Website Accessibility Policy
The Institute of Criminology is fully committed to making accessible for all users, information and resources that are available via the web. All pages are written to comply with the necessary legislation, code of practice, and University policy detailed below.
- The University Disability website and Equal Opportunity Policy emphasise the University's commitment that it should be open to all who can benefit from studying or working here, determined only by personal merit, by performance and/or by criteria related to each particular post.
- The Quality Assurance Agency (QAA) Code of Practice states that institutions should consider disabled students in every aspect of planning and administration of academic and social activities.
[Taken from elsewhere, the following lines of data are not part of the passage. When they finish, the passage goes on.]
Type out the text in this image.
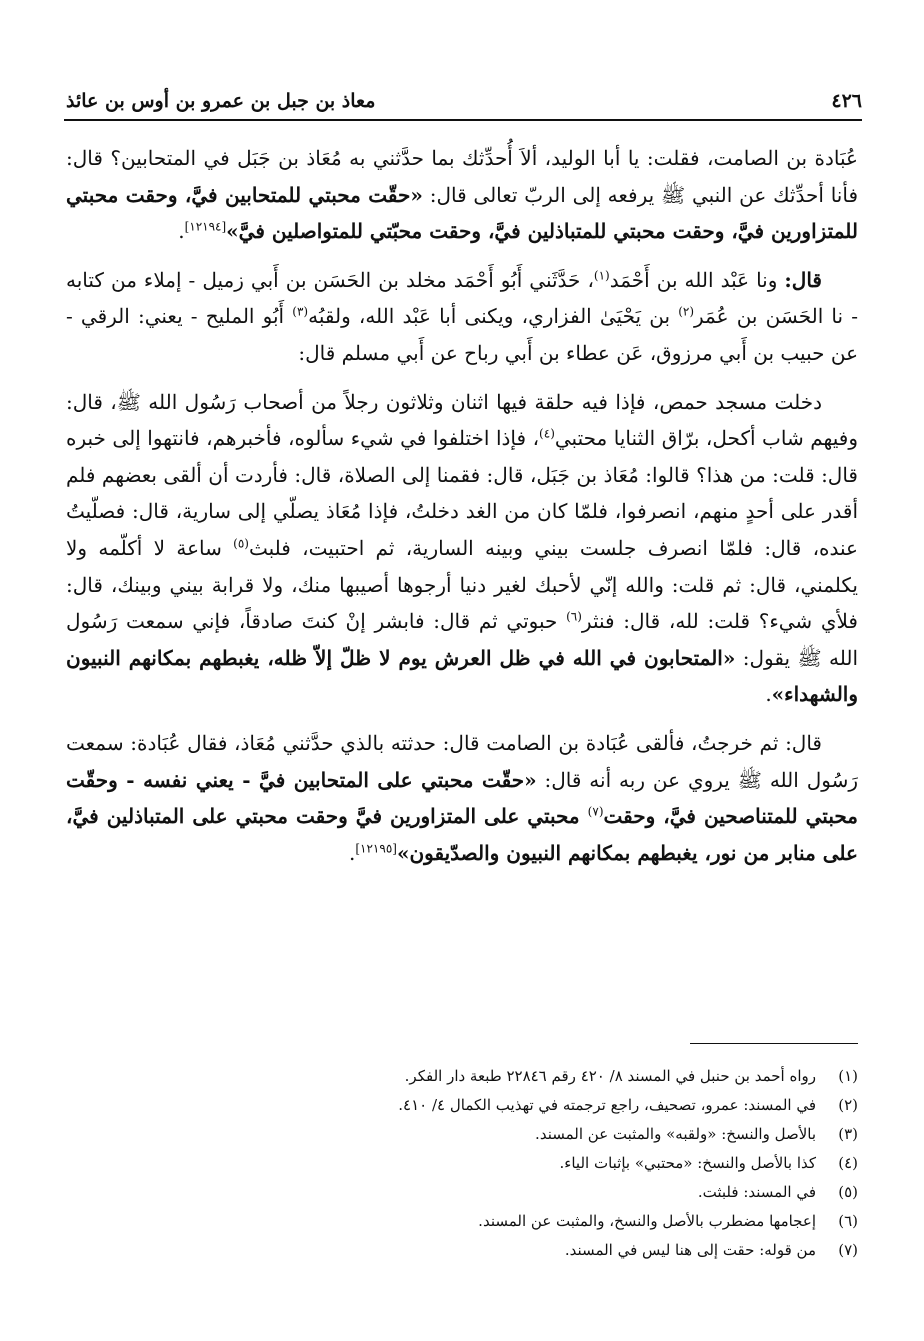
٤٢٦
معاذ بن جبل بن عمرو بن أوس بن عائذ

عُبَادة بن الصامت، فقلت: يا أبا الوليد، ألاَ أُحدِّثك بما حدَّثني به مُعَاذ بن جَبَل في المتحابين؟ قال: فأنا أحدِّثك عن النبي ﷺ يرفعه إلى الربّ تعالى قال: «حقّت محبتي للمتحابين فيَّ، وحقت محبتي للمتزاورين فيَّ، وحقت محبتي للمتباذلين فيَّ، وحقت محبّتي للمتواصلين فيَّ»[١٢١٩٤].

قال: ونا عَبْد الله بن أَحْمَد$^{(١)}$، حَدَّثَني أَبُو أَحْمَد مخلد بن الحَسَن بن أَبي زميل - إملاء من كتابه - نا الحَسَن بن عُمَر$^{(٢)}$ بن يَحْيَىٰ الفزاري، ويكنى أبا عَبْد الله، ولقبُه$^{(٣)}$ أَبُو المليح - يعني: الرقي - عن حبيب بن أَبي مرزوق، عَن عطاء بن أَبي رباح عن أَبي مسلم قال:

دخلت مسجد حمص، فإذا فيه حلقة فيها اثنان وثلاثون رجلاً من أصحاب رَسُول الله ﷺ، قال: وفيهم شاب أكحل، برّاق الثنايا محتبي$^{(٤)}$، فإذا اختلفوا في شيء سألوه، فأخبرهم، فانتهوا إلى خبره قال: قلت: من هذا؟ قالوا: مُعَاذ بن جَبَل، قال: فقمنا إلى الصلاة، قال: فأردت أن ألقى بعضهم فلم أقدر على أحدٍ منهم، انصرفوا، فلمّا كان من الغد دخلتُ، فإذا مُعَاذ يصلّي إلى سارية، قال: فصلّيتُ عنده، قال: فلمّا انصرف جلست بيني وبينه السارية، ثم احتبيت، فلبث$^{(٥)}$ ساعة لا أكلّمه ولا يكلمني، قال: ثم قلت: والله إنّي لأحبك لغير دنيا أرجوها أصيبها منك، ولا قرابة بيني وبينك، قال: فلأي شيء؟ قلت: لله، قال: فنثر$^{(٦)}$ حبوتي ثم قال: فابشر إنْ كنتَ صادقاً، فإني سمعت رَسُول الله ﷺ يقول: «المتحابون في الله في ظل العرش يوم لا ظلّ إلاّ ظله، يغبطهم بمكانهم النبيون والشهداء».

قال: ثم خرجتُ، فألقى عُبَادة بن الصامت قال: حدثته بالذي حدَّثني مُعَاذ، فقال عُبَادة: سمعت رَسُول الله ﷺ يروي عن ربه أنه قال: «حقّت محبتي على المتحابين فيَّ - يعني نفسه - وحقّت محبتي للمتناصحين فيَّ، وحقت$^{(٧)}$ محبتي على المتزاورين فيَّ وحقت محبتي على المتباذلين فيَّ، على منابر من نور، يغبطهم بمكانهم النبيون والصدّيقون»[١٢١٩٥].

(١)
رواه أحمد بن حنبل في المسند ٨/ ٤٢٠ رقم ٢٢٨٤٦ طبعة دار الفكر.
(٢)
في المسند: عمرو، تصحيف، راجع ترجمته في تهذيب الكمال ٤/ ٤١٠.
(٣)
بالأصل والنسخ: «ولقبه» والمثبت عن المسند.
(٤)
كذا بالأصل والنسخ: «محتبي» بإثبات الياء.
(٥)
في المسند: فلبثت.
(٦)
إعجامها مضطرب بالأصل والنسخ، والمثبت عن المسند.
(٧)
من قوله: حقت إلى هنا ليس في المسند.
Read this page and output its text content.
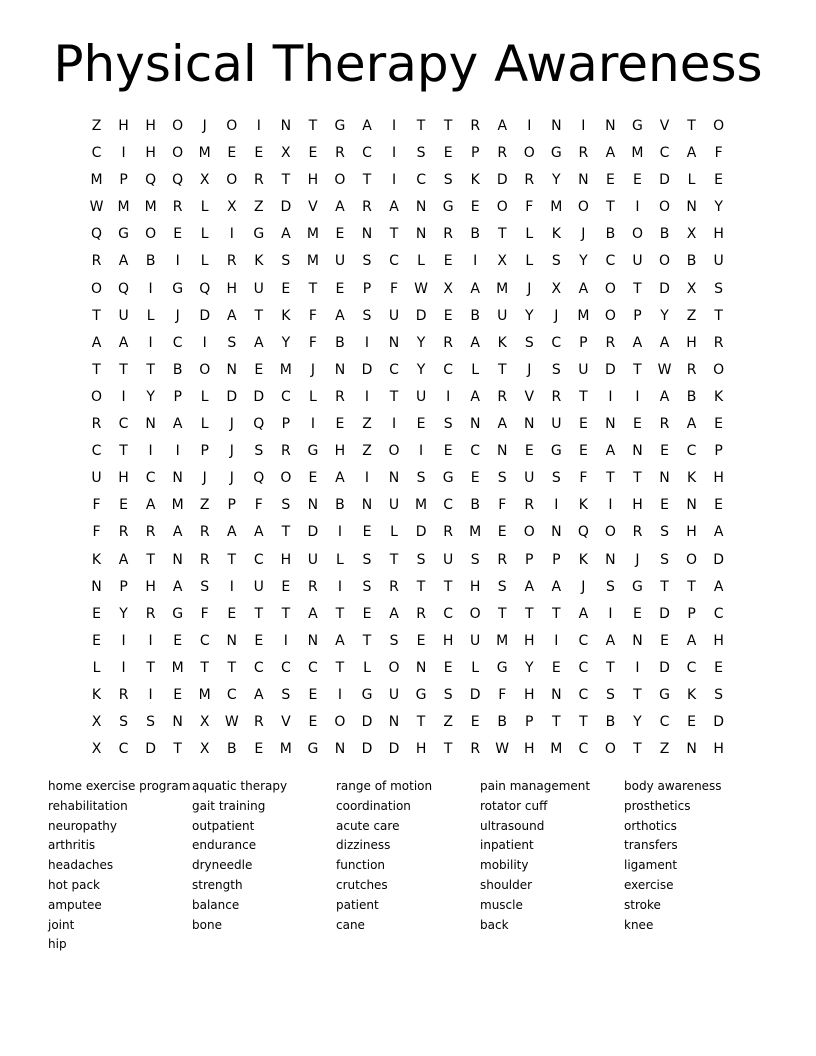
Physical Therapy Awareness
Z	H	H	O	J	O	I	N	T	G	A	I	T	T	R	A	I	N	I	N	G	V	T	O
C	I	H	O	M	E	E	X	E	R	C	I	S	E	P	R	O	G	R	A	M	C	A	F
M	P	Q	Q	X	O	R	T	H	O	T	I	C	S	K	D	R	Y	N	E	E	D	L	E
W	M	M	R	L	X	Z	D	V	A	R	A	N	G	E	O	F	M	O	T	I	O	N	Y
Q	G	O	E	L	I	G	A	M	E	N	T	N	R	B	T	L	K	J	B	O	B	X	H
R	A	B	I	L	R	K	S	M	U	S	C	L	E	I	X	L	S	Y	C	U	O	B	U
O	Q	I	G	Q	H	U	E	T	E	P	F	W	X	A	M	J	X	A	O	T	D	X	S
T	U	L	J	D	A	T	K	F	A	S	U	D	E	B	U	Y	J	M	O	P	Y	Z	T
A	A	I	C	I	S	A	Y	F	B	I	N	Y	R	A	K	S	C	P	R	A	A	H	R
T	T	T	B	O	N	E	M	J	N	D	C	Y	C	L	T	J	S	U	D	T	W	R	O
O	I	Y	P	L	D	D	C	L	R	I	T	U	I	A	R	V	R	T	I	I	A	B	K
R	C	N	A	L	J	Q	P	I	E	Z	I	E	S	N	A	N	U	E	N	E	R	A	E
C	T	I	I	P	J	S	R	G	H	Z	O	I	E	C	N	E	G	E	A	N	E	C	P
U	H	C	N	J	J	Q	O	E	A	I	N	S	G	E	S	U	S	F	T	T	N	K	H
F	E	A	M	Z	P	F	S	N	B	N	U	M	C	B	F	R	I	K	I	H	E	N	E
F	R	R	A	R	A	A	T	D	I	E	L	D	R	M	E	O	N	Q	O	R	S	H	A
K	A	T	N	R	T	C	H	U	L	S	T	S	U	S	R	P	P	K	N	J	S	O	D
N	P	H	A	S	I	U	E	R	I	S	R	T	T	H	S	A	A	J	S	G	T	T	A
E	Y	R	G	F	E	T	T	A	T	E	A	R	C	O	T	T	T	A	I	E	D	P	C
E	I	I	E	C	N	E	I	N	A	T	S	E	H	U	M	H	I	C	A	N	E	A	H
L	I	T	M	T	T	C	C	C	T	L	O	N	E	L	G	Y	E	C	T	I	D	C	E
K	R	I	E	M	C	A	S	E	I	G	U	G	S	D	F	H	N	C	S	T	G	K	S
X	S	S	N	X	W	R	V	E	O	D	N	T	Z	E	B	P	T	T	B	Y	C	E	D
X	C	D	T	X	B	E	M	G	N	D	D	H	T	R	W	H	M	C	O	T	Z	N	H
home exercise program
rehabilitation
neuropathy
arthritis
headaches
hot pack
amputee
joint
hip
aquatic therapy
gait training
outpatient
endurance
dryneedle
strength
balance
bone
range of motion
coordination
acute care
dizziness
function
crutches
patient
cane
pain management
rotator cuff
ultrasound
inpatient
mobility
shoulder
muscle
back
body awareness
prosthetics
orthotics
transfers
ligament
exercise
stroke
knee
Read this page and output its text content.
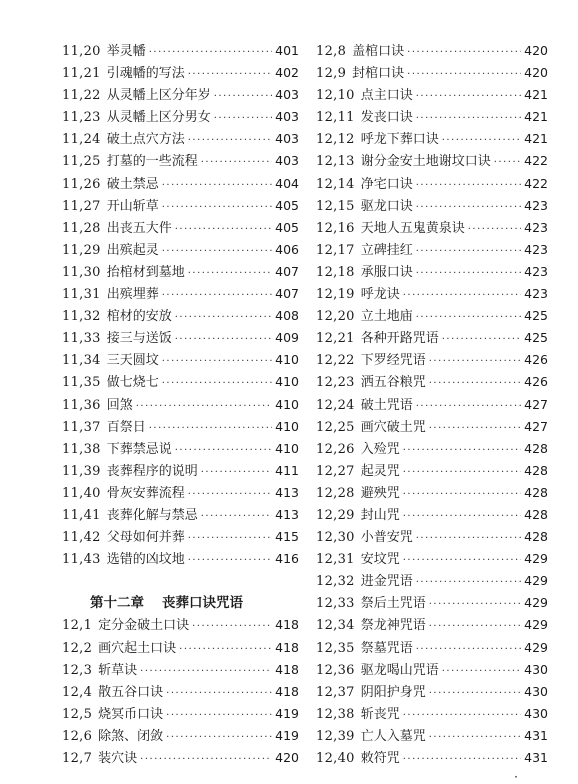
11,20 举灵幡 ·····	401
11,21 引魂幡的写法 ·····	402
11,22 从灵幡上区分年岁 ·····	403
11,23 从灵幡上区分男女 ·····	403
11,24 破土点穴方法 ·····	403
11,25 打墓的一些流程 ·····	403
11,26 破土禁忌 ·····	404
11,27 开山斩草 ·····	405
11,28 出丧五大件 ·····	405
11,29 出殡起灵 ·····	406
11,30 抬棺材到墓地 ·····	407
11,31 出殡埋葬 ·····	407
11,32 棺材的安放 ·····	408
11,33 接三与送饭 ·····	409
11,34 三天圆坟 ·····	410
11,35 做七烧七 ·····	410
11,36 回煞 ·····	410
11,37 百祭日 ·····	410
11,38 下葬禁忌说 ·····	410
11,39 丧葬程序的说明 ·····	411
11,40 骨灰安葬流程 ·····	413
11,41 丧葬化解与禁忌 ·····	413
11,42 父母如何并葬 ·····	415
11,43 选错的凶坟地 ·····	416
第十二章 丧葬口诀咒语
12,1 定分金破土口诀 ·····	418
12,2 画穴起土口诀 ·····	418
12,3 斩草诀 ·····	418
12,4 散五谷口诀 ·····	418
12,5 烧冥币口诀 ·····	419
12,6 除煞、闭敛 ·····	419
12,7 装穴诀 ·····	420
12,8 盖棺口诀 ·····	420
12,9 封棺口诀 ·····	420
12,10 点主口诀 ·····	421
12,11 发丧口诀 ·····	421
12,12 呼龙下葬口诀 ·····	421
12,13 谢分金安土地谢坟口诀 ·····	422
12,14 净宅口诀 ·····	422
12,15 驱龙口诀 ·····	423
12,16 天地人五鬼黄泉诀 ·····	423
12,17 立碑挂红 ·····	423
12,18 承服口诀 ·····	423
12,19 呼龙诀 ·····	423
12,20 立土地庙 ·····	425
12,21 各种开路咒语 ·····	425
12,22 下罗经咒语 ·····	426
12,23 洒五谷粮咒 ·····	426
12,24 破土咒语 ·····	427
12,25 画穴破土咒 ·····	427
12,26 入殓咒 ·····	428
12,27 起灵咒 ·····	428
12,28 避殃咒 ·····	428
12,29 封山咒 ·····	428
12,30 小普安咒 ·····	428
12,31 安坟咒 ·····	429
12,32 进金咒语 ·····	429
12,33 祭后土咒语 ·····	429
12,34 祭龙神咒语 ·····	429
12,35 祭墓咒语 ·····	429
12,36 驱龙喝山咒语 ·····	430
12,37 阴阳护身咒 ·····	430
12,38 斩丧咒 ·····	430
12,39 亡人入墓咒 ·····	431
12,40 敕符咒 ·····	431
·
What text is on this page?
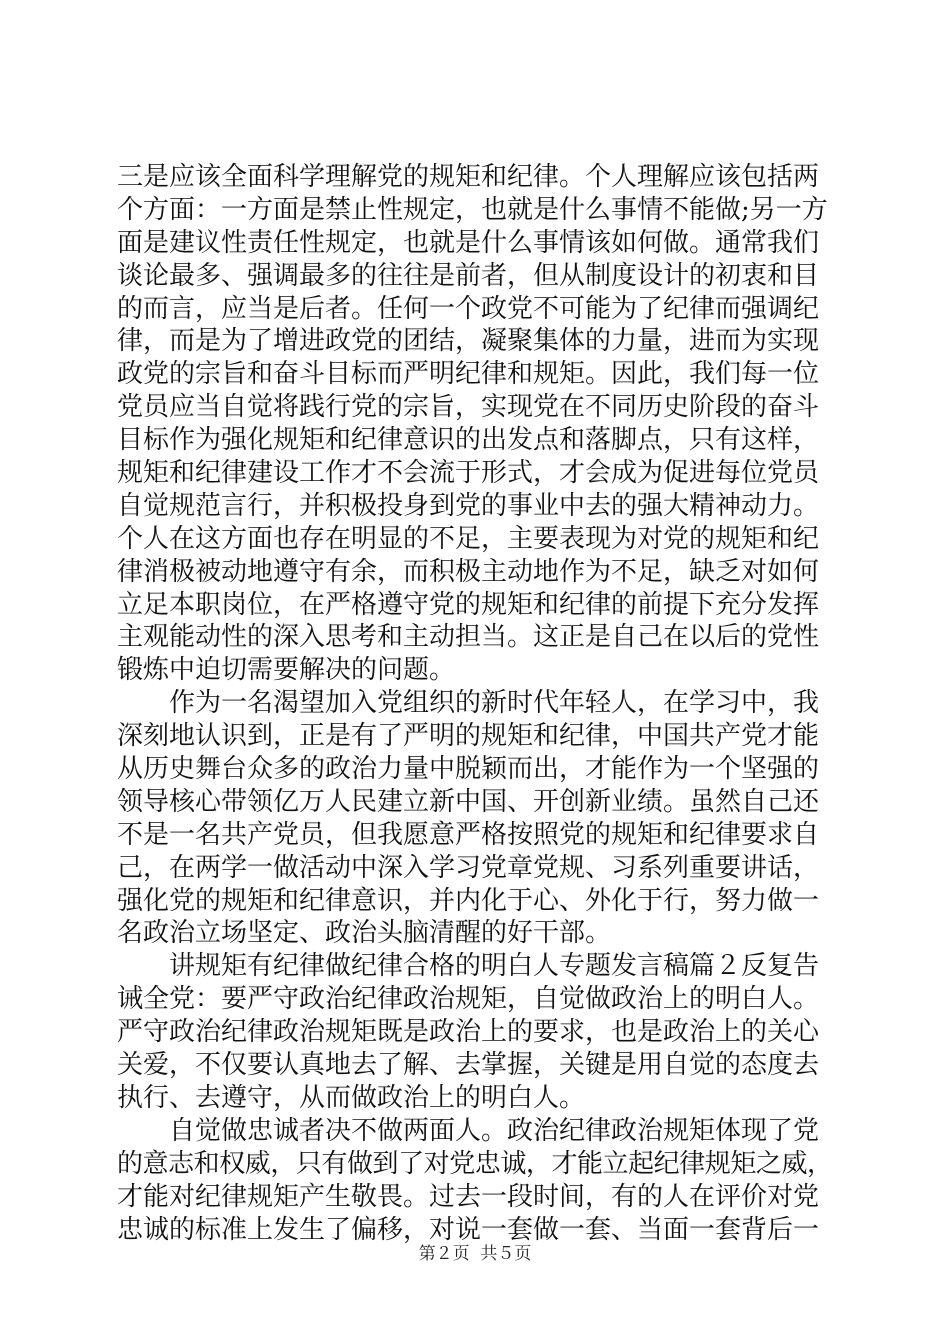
三是应该全面科学理解党的规矩和纪律。个人理解应该包括两
个方面：一方面是禁止性规定，也就是什么事情不能做;另一方
面是建议性责任性规定，也就是什么事情该如何做。通常我们
谈论最多、强调最多的往往是前者，但从制度设计的初衷和目
的而言，应当是后者。任何一个政党不可能为了纪律而强调纪
律，而是为了增进政党的团结，凝聚集体的力量，进而为实现
政党的宗旨和奋斗目标而严明纪律和规矩。因此，我们每一位
党员应当自觉将践行党的宗旨，实现党在不同历史阶段的奋斗
目标作为强化规矩和纪律意识的出发点和落脚点，只有这样，
规矩和纪律建设工作才不会流于形式，才会成为促进每位党员
自觉规范言行，并积极投身到党的事业中去的强大精神动力。
个人在这方面也存在明显的不足，主要表现为对党的规矩和纪
律消极被动地遵守有余，而积极主动地作为不足，缺乏对如何
立足本职岗位，在严格遵守党的规矩和纪律的前提下充分发挥
主观能动性的深入思考和主动担当。这正是自己在以后的党性
锻炼中迫切需要解决的问题。
　　作为一名渴望加入党组织的新时代年轻人，在学习中，我
深刻地认识到，正是有了严明的规矩和纪律，中国共产党才能
从历史舞台众多的政治力量中脱颖而出，才能作为一个坚强的
领导核心带领亿万人民建立新中国、开创新业绩。虽然自己还
不是一名共产党员，但我愿意严格按照党的规矩和纪律要求自
己，在两学一做活动中深入学习党章党规、习系列重要讲话，
强化党的规矩和纪律意识，并内化于心、外化于行，努力做一
名政治立场坚定、政治头脑清醒的好干部。
　　讲规矩有纪律做纪律合格的明白人专题发言稿篇２反复告
诫全党：要严守政治纪律政治规矩，自觉做政治上的明白人。
严守政治纪律政治规矩既是政治上的要求，也是政治上的关心
关爱，不仅要认真地去了解、去掌握，关键是用自觉的态度去
执行、去遵守，从而做政治上的明白人。
　　自觉做忠诚者决不做两面人。政治纪律政治规矩体现了党
的意志和权威，只有做到了对党忠诚，才能立起纪律规矩之威，
才能对纪律规矩产生敬畏。过去一段时间，有的人在评价对党
忠诚的标准上发生了偏移，对说一套做一套、当面一套背后一
第２页  共５页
- The Disability Discrimination Acts (1995 & 2005) and Special Education Needs and Disability Act [SENDA] (2001) - which amended the first act to include education, the latter became law in May 2001 with teaching and learning components falling under legislation in September 2002. SENDA legislates that it is an offence to discriminate against a disabled person by treating him or her less favourably than others for a reason relating to their disability. For the purposes of the legislation a disabled person is defined as someone who has a physical or mental impairment, which has an effect on his or her ability to carry out normal day-to-day activities. The Act covers all aspects of an institution's student services. 'Student services' is given a broad meaning of 'services of any description which are provided wholly or mainly for students' and will obviously include educational services such as teaching and learning provision. Discrimination can also occur where an institution fails to make a 'reasonable adjustment' where the disabled student is placed at a 'substantial disadvantage' in comparison with someone who is not disabled and such failure cannot be 'justified'. [See synopsis of Acts and links to in full]
The University favours the principles of usability and universal design, which will be of benefit of all users. By following these principles and incorporating techniques to ensure information and resources are accessible with assistive technologies, separate resources for disabled users should not be required.